Unendlicher Rechtsstreit um einen Bauhaus-Klassiker

Düsseldorf/Halle (dpa). Der als »B 9« vertriebene berühmte Bauhaus-Hocker von Marcel Breuer muss einem Gerichtsurteil zufolge in die Schrottpresse. Die niedersächsische Firma Tecta (Lauenförde) darf das schlichte Stahlrohrmöbel nicht mehr verkaufen und muss alle Bestände vernichten.

So jedenfalls entschied gestern das Düsseldorfer Landgericht. Das Unternehmen Knoll International, das das 1925 von Breuer entworfene Modell unter dem Namen »Laccio« vertreibt, habe die älteren Rechte an den Möbeln des Bauhaus-Meisters (1902-1981). Das Urteil (Az.: 12 O 588/03) ist noch nicht rechtskräftig. Tecta kündigte an, in Berufung zu gehen.

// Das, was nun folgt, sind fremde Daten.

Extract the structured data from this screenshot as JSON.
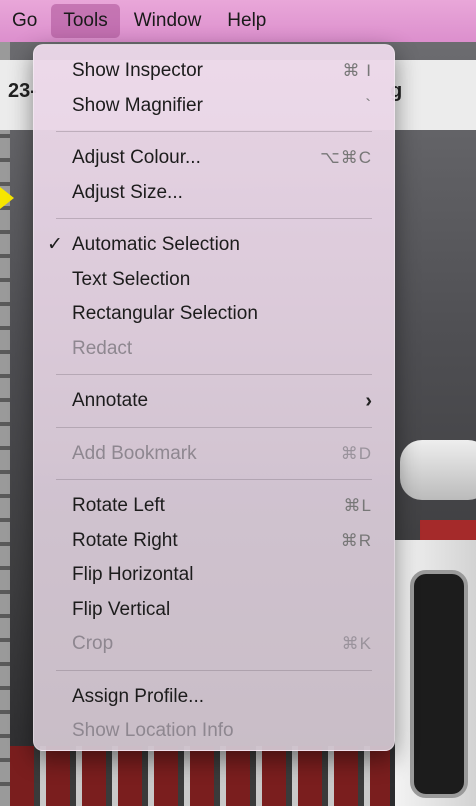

Äußerlich unterscheidet nur die Farbe »B 9« von »Laccio«. Der eine war streng weiß, der andere tiefschwarz angeboten worden. Tecta muss dem Richterspruch zufolge sogar alle Gewinne, die aus dem Verkauf von »B 9« und seinem Pendant, dem Tischchen »C 4«, angefallen sind, an Knoll abführen. Die Niedersachsen vermarkten das Möbel seit 1982.
Als Reaktion auf dieses Urteil will jetzt gar die ostdeutsche Firma L.& C. Stendal Metallmöbel GmbH (Sachsen-Anhalt) das gegen sie ergangene Urteil vom 30. April 2002 überprüfen lassen, vermutet ein Fehlurteil. Stendal hatte damals vor dem Oberlandesgericht Düsseldorf den Prozess um die Hocker-Rechte verloren - gegen Tecta. L.& C. Stendal baut seitdem keine Hocker mehr. Die ostdeutsche Firma hatte damals gehofft, dass die Rechte bei der Bauhaus-Stadt Dessau liegen - und nicht mehr wie bisher von der Bauhaus Archiv GmbH Berlin vergeben werden können.
Sowohl die Bauhaus Archiv GmbH Berlin als auch die Stiftung Bauhaus Dessau will sich zu dem jüngsten Urteil nicht äußern. Dabei hatte die Stiftung noch beim ersten Hocker-Prozess für L. & C. Stendal ein Gutachten geschrieben: Bei dem Hocker handele es sich um einen Gebrauchsgegenstand, frei von Rechten.
Tecta hofft nun auf einen Sieg in der zweiten Instanz vor dem Oberlandesgericht Düsseldorf, weil die Firma mit dem Berliner Bauhaus Archiv einen Lizenzvertrag abgeschlossen hatte, der auf einer Vereinbarung mit der Witwe Breuers fußt. Knoll konnte dagegen Verträge mit Marcel Breuer persönlich aus den 60er Jahren vorlegen. Damals hatte die italienische Firma Gavina die Hocker-Rechte für 106 000 US-Dollar erworben. Später war Gavina von Knoll übernommen worden.
Tecta-Gesellschafter Axel Bruchhäuser zeigte sich trotz des gestrigen Urteils zuversichtlich: »Gegen L & C Stendal haben wir auch erst in zweiter Instanz gewonnen.« Inzwischen liege ein Schreiben von Gavina vor, wonach die seinerzeit mit Marcel Breuer geschlossenen Verträge nur eine Laufzeit von zehn Jahren hatten.